Al llegar a la barra pude comprobar que Nío tenía ciertos privilegios. Tras ser
besado por una atractiva camarera, a la que, sin soltar mi mano, dio
instrucciones, supongo relacionadas con la bebida, tiró con decisión de mí hacia
la puerta del mismísimo averno. La virilidad con la que me arrastró más allá del
típico cartel de “No pasar. Uso exclusivo del personal”, que en más de una
ocasión todos hemos deseado traspasar, me encendió totalmente. ¡Nío se conocía
demasiado bien el sitio! Cerramos la puerta tras nosotros y allí mismo nos
abrazamos de una manera tan ardiente y animal tan deseada que deseé quedarme
allí, en ese lugar, en ese momento, en ese sueño por fin hecho realidad durante
el resto de mi vida.
La mano de Nío avanzaba por mi espalda sin que nuestras bocas y lenguas dejasen
de enredarse, dando rienda suelta a un deseo tanto tiempo tapado que ahora me
desbordaba por los cuatro costados y salía por el cráter de mis labios. Esta vez
no quería que se desvaneciese como en las efímeras ocasiones anteriores. Ahora
estaba dispuesta a todo por comerme aquella polla dura que rozaba con la punta
de mis dedos por encima de su pantalón.
No era capaz de asimilar que él, Nío, era mío, solo mío mientras estuviésemos en
este lado. Me mareaba al sentir como nuestras lenguas describían un baile tan
erótico y sensual; buscándose en cada rincón; saboreando cada aroma de nuestras
bocas; quedando apresada en la habilidad de ese hombre soñado que ahora tenía
pegado y que me besaba con un arte desconocido para mí. De pronto se agachó y
decidido metió sus manos bajo mi corta falda, tiró del tanga que salió presuroso
y arrollado hasta llegar a mis tobillos.
-Esto es mío ¿recuerdas? –me dijo con aquella sonrisa tan blanca y convincente,
recogiendo entre sus dedos mi húmeda prenda y aspirando su aroma profundamente
mientras me miraba con la cara que usaba para abrasar a sus pacientes en
aquellos vídeos que ya dejó de grabar.
Yo me dejaba hacer aunque mis piernas temblaban cada vez más al suponer que iba
a rematar la faena. Así fue dado que volvió a deslizar sus manos hacia el
vértice de mi piernas, directas hacia mi baboso coño de zorrita entregada, tiró
del cordón que asomaba por los labios de mi volcán y sacó las famosas bolitas
que volvían a resplandecer brillantes en su mano. Las que casi había olvidado
que estaban allí dado que el placer que el sátiro aquel me daba empequeñecía sus
efectos. Las volvió a chupar, como hizo antes en el restaurante y me agarró del
pelo, recuerdo que con cierta brusquedad, para que ambos chupáramos con ahínco
aquellas bolas mezclando, lenguas, los jugos de mi coño y nuestra saliva
bordeando las esferas con desesperación.
-Esto también me lo quedo de momento –añadió Nío guardándoselas también en el
bolsillo, supongo que junto a mis braguitas, coleccionando todo lo que tenía que
ver con mi anhelante chochito.
Volvió a besarme pero ahora parecía otro, transformado, excitado, casi violento.
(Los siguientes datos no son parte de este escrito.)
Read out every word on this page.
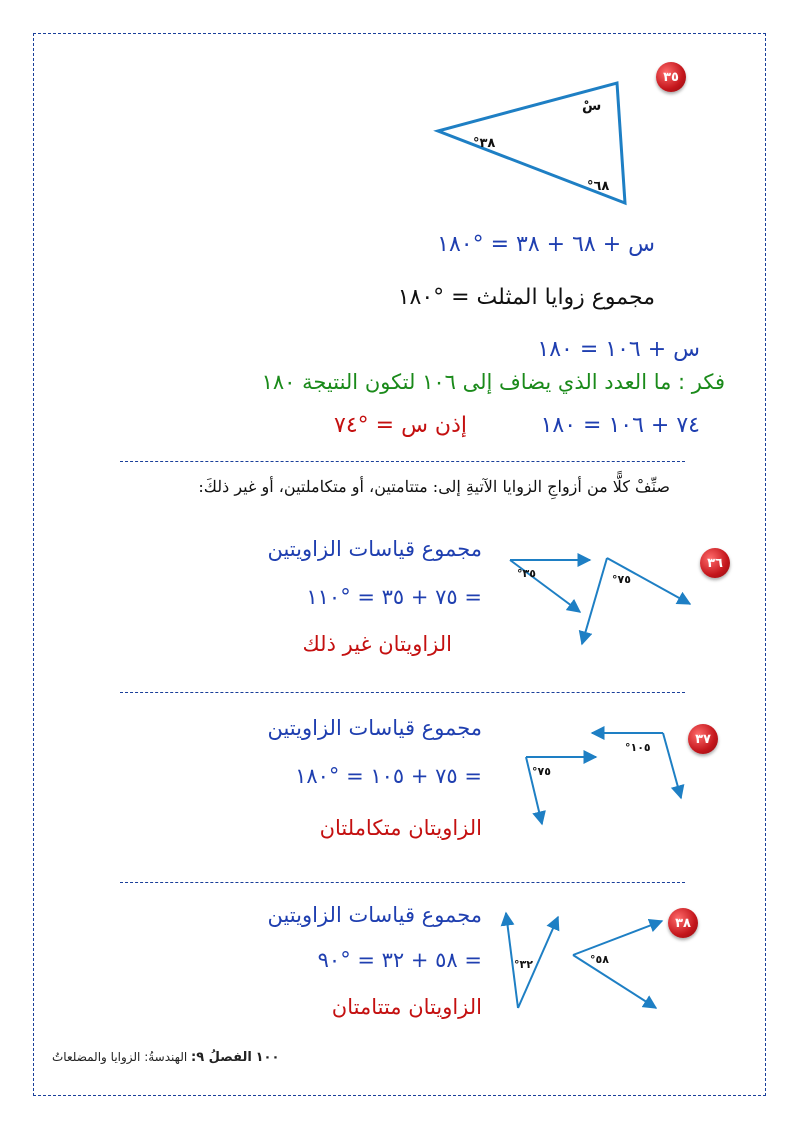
٣٥
سْ
°٣٨
°٦٨
°٣٥	°٧٥
°٧٥
°١٠٥
°٣٢	°٥٨
س + ٦٨ + ٣٨ = °١٨٠
مجموع زوايا المثلث = °١٨٠
س + ١٠٦ = ١٨٠
فكر : ما العدد الذي يضاف إلى ١٠٦ لتكون النتيجة ١٨٠
٧٤ + ١٠٦ = ١٨٠
إذن س = °٧٤
صنِّفْ كلًّا من أزواجِ الزوايا الآتيةِ إلى: متتامتين، أو متكاملتين، أو غير ذلكَ:
٣٦
مجموع قياسات الزاويتين
= ٧٥ + ٣٥ = °١١٠
الزاويتان غير ذلك
٣٧
مجموع قياسات الزاويتين
= ٧٥ + ١٠٥ = °١٨٠
الزاويتان متكاملتان
٣٨
مجموع قياسات الزاويتين
= ٥٨ + ٣٢ = °٩٠
الزاويتان متتامتان
١٠٠ الفصلُ ٩: الهندسةُ: الزوايا والمضلعاتُ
Esta vez lo hizo en el cuello añadiendo varios leves mordiscos que me hicieron
temblar como si se tratase de descargas eléctricas. Ufff, sólo con recordarlo le
siento de nuevo... Me miró fijamente a los ojos, atravesándome con esa mirada
suya tan seductora. Parecía estar escuchando mis pensamientos más ocultos, pues
con esa sonrisa socarrona tiró de mi pelo separando mi cabeza hacia atrás y
empujándome ligeramente hacia abajo. Me hizo algo de daño, pero no me importó,
estaba como sedada ante las manos de ese amante deseado. En otro momento no
hubiera permitido que un tío me tratara de esa manera, pero ahora lo deseaba más
que nunca, quería ser su sucia perrita fiel y me hubiera dejado hacer cualquier
cosa. Al recordarlo casi me avergüenza mi comportamiento, pero quería que me
tratase como él quisiera, para el placer de ambos.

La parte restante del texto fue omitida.